Untuk “The Patchwork Girl of Oz”, penerbit Books of Wonder menganggap perlu untuk mengubah karakter “hitam pekat” menjadi karakter “mata juling”. Buku-buku Oz yang belakangan dengan kejam mengejek suku Hottentot di Afrika, mendorong penerbit untuk melunakkan teks dan menghapus gambar-gambar yang “bermuatan rasial”.

Teosofi membayangkan sebuah dunia yang penuh dengan perselisihan antar-ras, di mana ras Arya yang unggul bekerja keras melawan orang-orang Yahudi yang “semi-manusia”

Beberapa tulisan Baum lebih sulit untuk ditutup-tutupi, termasuk puisinya “There Was a Little N—– Boy,” dan cerita tentang “n—–s telanjang di Afrika.”

Semasa hidupnya, Baum lolos dari kritik karena konten rasis dalam editorial era perbatasan dan fiksi orisinalnya. Setelah menciptakan Oz segera setelah “konversinya” ke Teosofi, dia tidak malu dengan peran inspirasi ilahi dalam penciptaan cerita tersebut.
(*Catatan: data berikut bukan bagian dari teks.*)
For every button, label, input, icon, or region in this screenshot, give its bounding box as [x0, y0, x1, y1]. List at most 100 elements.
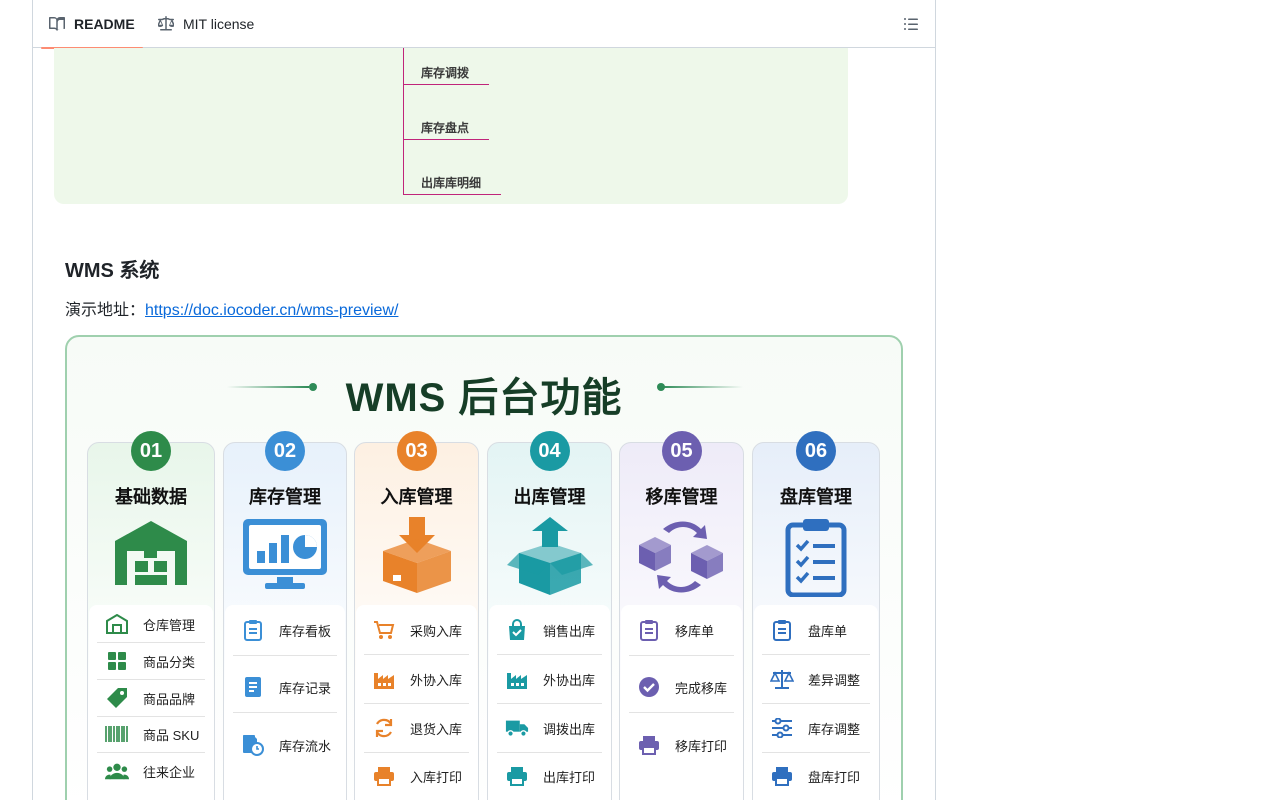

“Saya pikir terkadang Penulis Hebat mempunyai pesan yang ingin disampaikan dan Dia harus menggunakan instrumen yang ada,” kata Baum. “Saya kebetulan adalah medium itu, dan saya percaya kunci ajaib diberikan kepada saya untuk membuka pintu simpati dan pengertian, kegembiraan, kedamaian dan kebahagiaan.”

Pada tahun 2006, beberapa keturunan Baum meminta maaf kepada Bangsa Sioux atas tulisan nenek moyang mereka.

“Kami di sini untuk meminta maaf dan mengakui seruan genosida yang mengakibatkan pembantaian berdarah seperti Wounded Knee,” kata Mac Hudson, cicit Baum.

Cicit Baum, Gita Dorothy Morena, menambahkan perspektifnya di Rapid City, SD, pertemuan suku Sioux dari reservasi di negara bagian tersebut.

“Kami di sini untuk meminta maaf, untuk menjadi saksi atas penderitaan akibat pemikiran dan sikap seperti itu dan untuk berdamai dan mulai melakukan penyembuhan,” kata Morena. “Kami merasa terpanggil untuk menjalin hubungan dengan anak cucu yang selamat.”